The DataSet can also be synchronized with an XmlDataDocument to provide simultaneous relational and hierarchical views of a single set of data. By synchronizing a DataSet with an XmlDataDocument, you also gain access to other XML functionality for the data in your DataSet such as the ability to perform XML Path Language (XPath) queries over the data or to apply an Extensible Stylesheet Language Transformation (XSLT transformation) to the data.

The SQL Server .NET Data Provider also provides the capability, using the SqlCommand, to return the results of FOR XML queries against Microsoft SQL Server 2000 or later directly as an XmlReader.

In addition to the XML capabilities provided with ADO.NET, SQLXML 2.0 (XML for SQL Server 2000) contains SQLXML Managed Classes that enable you to access the XML functionality of Microsoft SQL Server 2000 and later from the .NET Framework. For example, these classes allow you to execute XML templates, perform XPath queries over data at the server, or perform updates to data using Updategrams or Diffgrams.
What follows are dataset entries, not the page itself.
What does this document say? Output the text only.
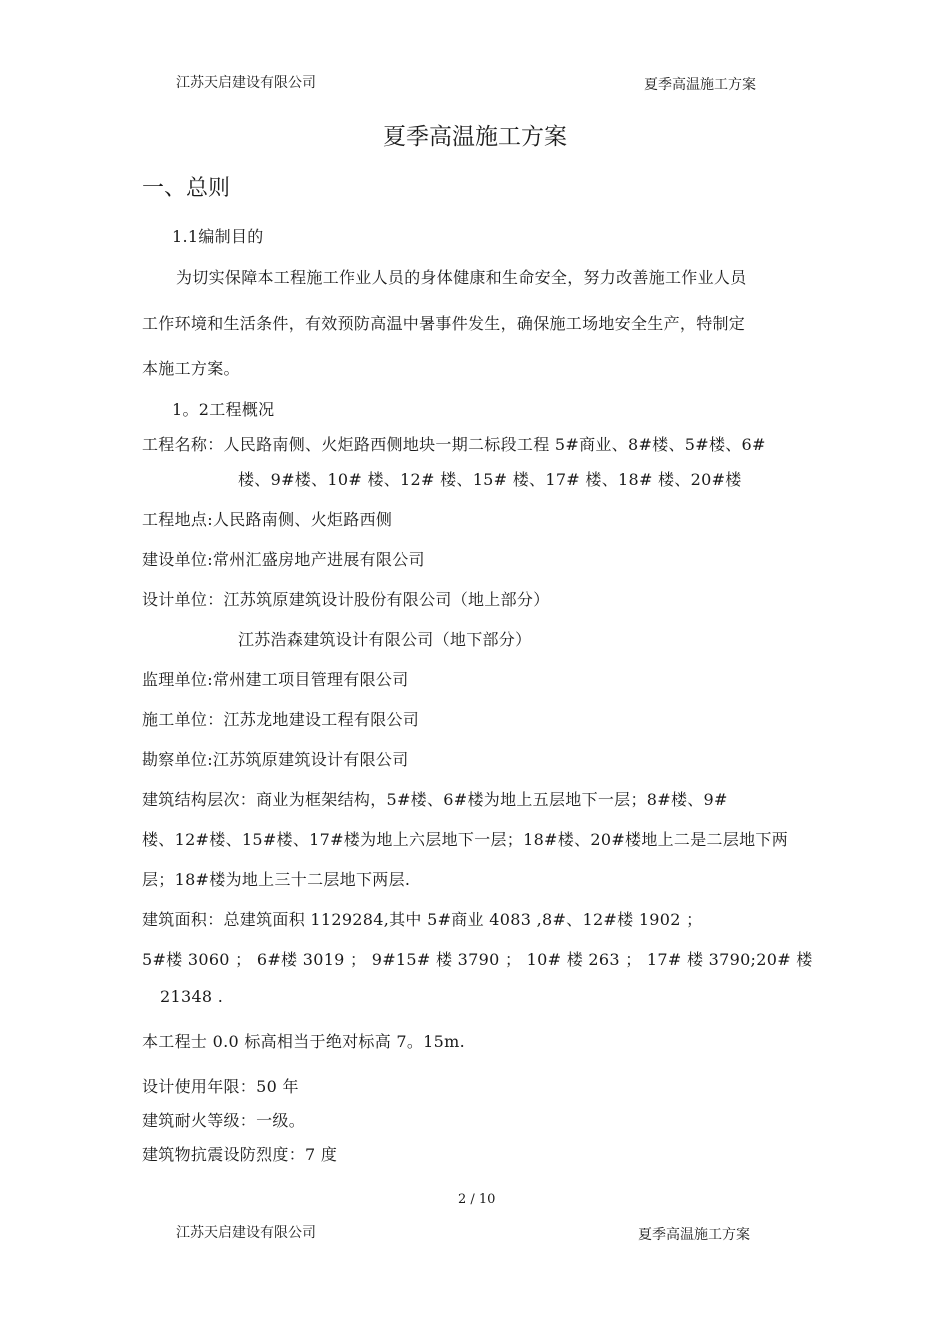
江苏天启建设有限公司	夏季高温施工方案
夏季高温施工方案
一、总则
1.1编制目的
为切实保障本工程施工作业人员的身体健康和生命安全，努力改善施工作业人员
工作环境和生活条件，有效预防高温中暑事件发生，确保施工场地安全生产，特制定
本施工方案。
1。2工程概况
工程名称：人民路南侧、火炬路西侧地块一期二标段工程 5#商业、8#楼、5#楼、6#
楼、9#楼、10# 楼、12# 楼、15# 楼、17# 楼、18# 楼、20#楼
工程地点:人民路南侧、火炬路西侧
建设单位:常州汇盛房地产进展有限公司
设计单位：江苏筑原建筑设计股份有限公司（地上部分）
江苏浩森建筑设计有限公司（地下部分）
监理单位:常州建工项目管理有限公司
施工单位：江苏龙地建设工程有限公司
勘察单位:江苏筑原建筑设计有限公司
建筑结构层次：商业为框架结构，5#楼、6#楼为地上五层地下一层；8#楼、9#
楼、12#楼、15#楼、17#楼为地上六层地下一层；18#楼、20#楼地上二是二层地下两
层；18#楼为地上三十二层地下两层.
建筑面积：总建筑面积 1129284,其中 5#商业 4083 ,8#、12#楼 1902 ；
5#楼 3060 ； 6#楼 3019 ； 9#15# 楼 3790 ； 10# 楼 263 ； 17# 楼 3790;20# 楼
21348 .
本工程士 0.0 标高相当于绝对标高 7。15m.
设计使用年限：50 年
建筑耐火等级：一级。
建筑物抗震设防烈度：7 度
2 / 10
江苏天启建设有限公司	夏季高温施工方案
  • Obtaining Data as XML from SQL Server

    Describes how to return the results of a FOR XML query in Microsoft SQL Server 2000 or later as an XmlReader using the SQL Server .NET Data Provider.

  • XML and the DataSet

    Describes how the DataSet interacts with XML as a data source, including loading and persisting the contents of a DataSet as XML and synchronizing a DataSet with an XmlDataDocument.
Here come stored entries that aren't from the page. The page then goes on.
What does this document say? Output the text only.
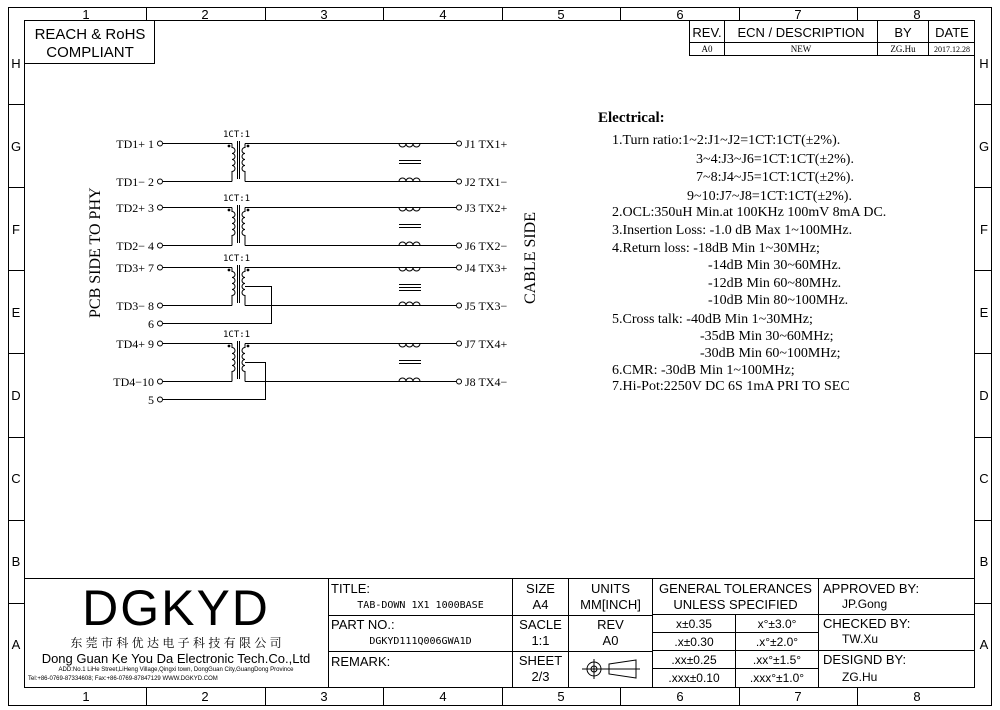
1	2	3	4	5	6	7	8
1	2	3	4	5	6	7	8
H
G
F
E
D
C
B
A
H
G
F
E
D
C
B
A
REACH & RoHS
COMPLIANT
REV.	ECN / DESCRIPTION	BY	DATE
A0	NEW	ZG.Hu	2017.12.28
PCB SIDE TO PHY	CABLE SIDE
1CT:1
1CT:1
1CT:1
1CT:1
TD1+ 1
TD1− 2
TD2+ 3
TD2− 4
TD3+ 7
TD3− 8
6
TD4+ 9
TD4−10
5
J1 TX1+
J2 TX1−
J3 TX2+
J6 TX2−
J4 TX3+
J5 TX3−
J7 TX4+
J8 TX4−
Electrical:
1.Turn ratio:1~2:J1~J2=1CT:1CT(±2%).
3~4:J3~J6=1CT:1CT(±2%).
7~8:J4~J5=1CT:1CT(±2%).
9~10:J7~J8=1CT:1CT(±2%).
2.OCL:350uH Min.at 100KHz 100mV 8mA DC.
3.Insertion Loss: -1.0 dB Max 1~100MHz.
4.Return loss: -18dB Min 1~30MHz;
-14dB Min 30~60MHz.
-12dB Min 60~80MHz.
-10dB Min 80~100MHz.
5.Cross talk: -40dB Min 1~30MHz;
-35dB Min 30~60MHz;
-30dB Min 60~100MHz;
6.CMR: -30dB Min 1~100MHz;
7.Hi-Pot:2250V DC 6S 1mA PRI TO SEC
DGKYD
东 莞 市 科 优 达 电 子 科 技 有 限 公 司
Dong Guan Ke You Da Electronic Tech.Co.,Ltd
ADD:No.1 LiHe Street,LiHeng Village,Qingxi town, DongGuan City,GuangDong Province
Tel:+86-0769-87334608; Fax:+86-0769-87847129 WWW.DGKYD.COM
TITLE:
TAB-DOWN 1X1 1000BASE
PART NO.:
DGKYD111Q006GWA1D
REMARK:
SIZE
A4
SACLE
1:1
SHEET
2/3
UNITS
MM[INCH]
REV
A0
GENERAL TOLERANCES
UNLESS SPECIFIED
x±0.35	x°±3.0°
.x±0.30	.x°±2.0°
.xx±0.25	.xx°±1.5°
.xxx±0.10	.xxx°±1.0°
APPROVED BY:
JP.Gong
CHECKED BY:
TW.Xu
DESIGND BY:
ZG.Hu
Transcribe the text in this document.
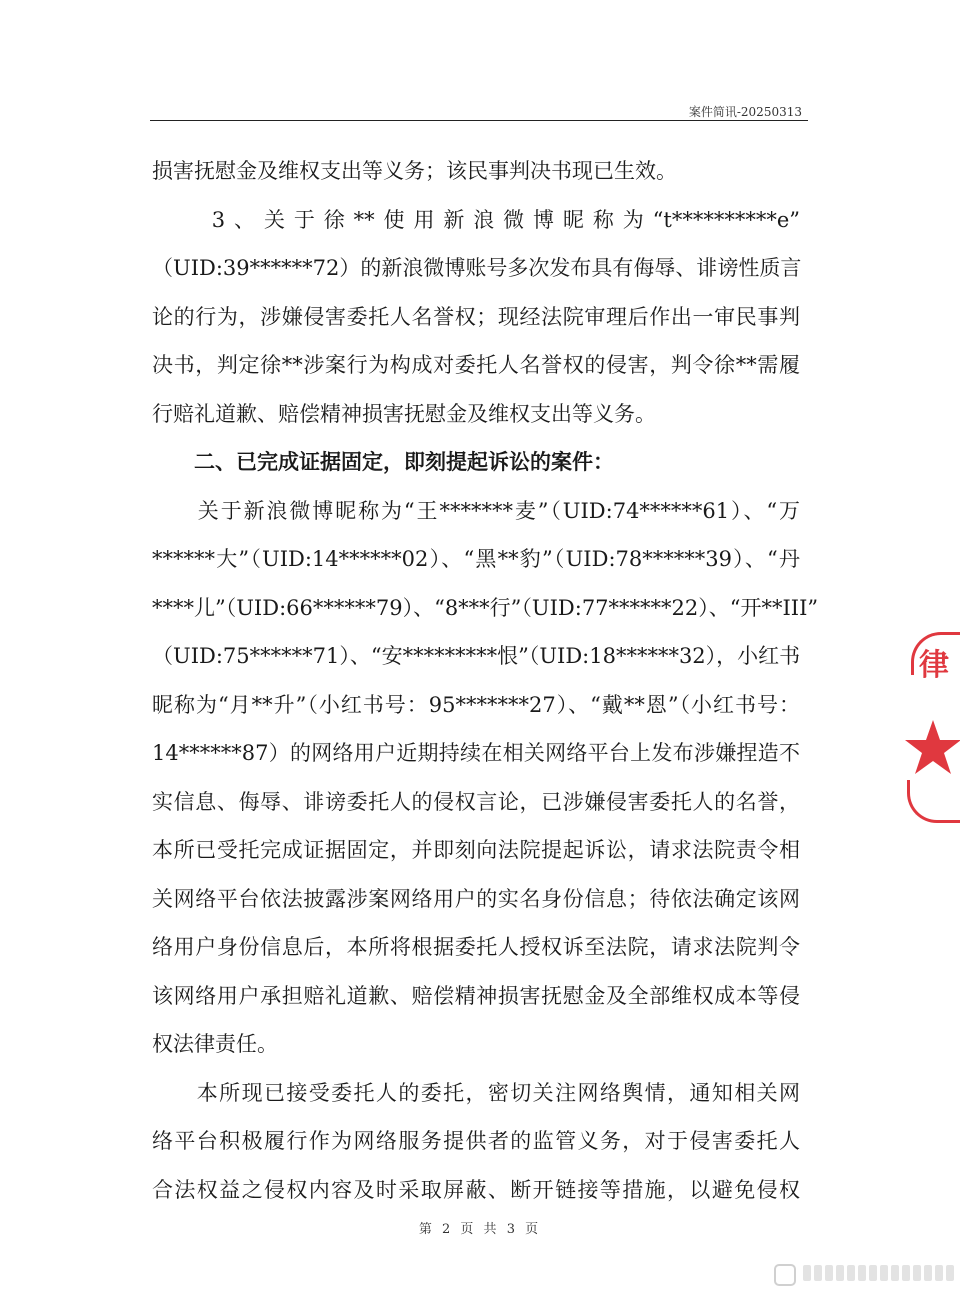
案件简讯-20250313

损害抚慰金及维权支出等义务；该民事判决书现已生效。

　　3、关于徐**使用新浪微博昵称为“t**********e”
（UID:39******72）的新浪微博账号多次发布具有侮辱、诽谤性质言
论的行为，涉嫌侵害委托人名誉权；现经法院审理后作出一审民事判
决书，判定徐**涉案行为构成对委托人名誉权的侵害，判令徐**需履
行赔礼道歉、赔偿精神损害抚慰金及维权支出等义务。

　　二、已完成证据固定，即刻提起诉讼的案件：

　　关于新浪微博昵称为“王*******麦”（UID:74******61）、“万
******大”（UID:14******02）、“黑**豹”（UID:78******39）、“丹
****儿”（UID:66******79）、“8***行”（UID:77******22）、“开**III”
（UID:75******71）、“安*********恨”（UID:18******32），小红书
昵称为“月**升”（小红书号：95*******27）、“戴**恩”（小红书号：
14******87）的网络用户近期持续在相关网络平台上发布涉嫌捏造不
实信息、侮辱、诽谤委托人的侵权言论，已涉嫌侵害委托人的名誉，
本所已受托完成证据固定，并即刻向法院提起诉讼，请求法院责令相
关网络平台依法披露涉案网络用户的实名身份信息；待依法确定该网
络用户身份信息后，本所将根据委托人授权诉至法院，请求法院判令
该网络用户承担赔礼道歉、赔偿精神损害抚慰金及全部维权成本等侵
权法律责任。

　　本所现已接受委托人的委托，密切关注网络舆情，通知相关网
络平台积极履行作为网络服务提供者的监管义务，对于侵害委托人
合法权益之侵权内容及时采取屏蔽、断开链接等措施，以避免侵权

第 2 页 共 3 页
律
  • SQLXML 2.0 (XML for SQL Server 2000)

    Provides the release of XML for Microsoft SQL Server 2000 (SQLXML 2.0), which includes SQLXML Managed Classes for use in the .NET Framework.

How do I use my existing COM components, which use ADO for data retrieval and updates, in the .NET Framework?

COM components that return or consume ADO objects are available in the .NET Framework using COM interop services. Additionally, the OLE DB .NET Data Provider includes overloads to the OleDbDataAdapter.Fill method which take as input an ADO Recordset or Record object returned by existing COM components, and populate a DataSet with the data contained in the ADO object. Updates to the data in the DataSet can be propagated back to the data source using a DataAdapter. You can also use an Extensible Stylesheet Language Transformation (XSLT transformation) to transform between the XML format of the ADO Recordset and the XML format of the ADO.NET DataSet.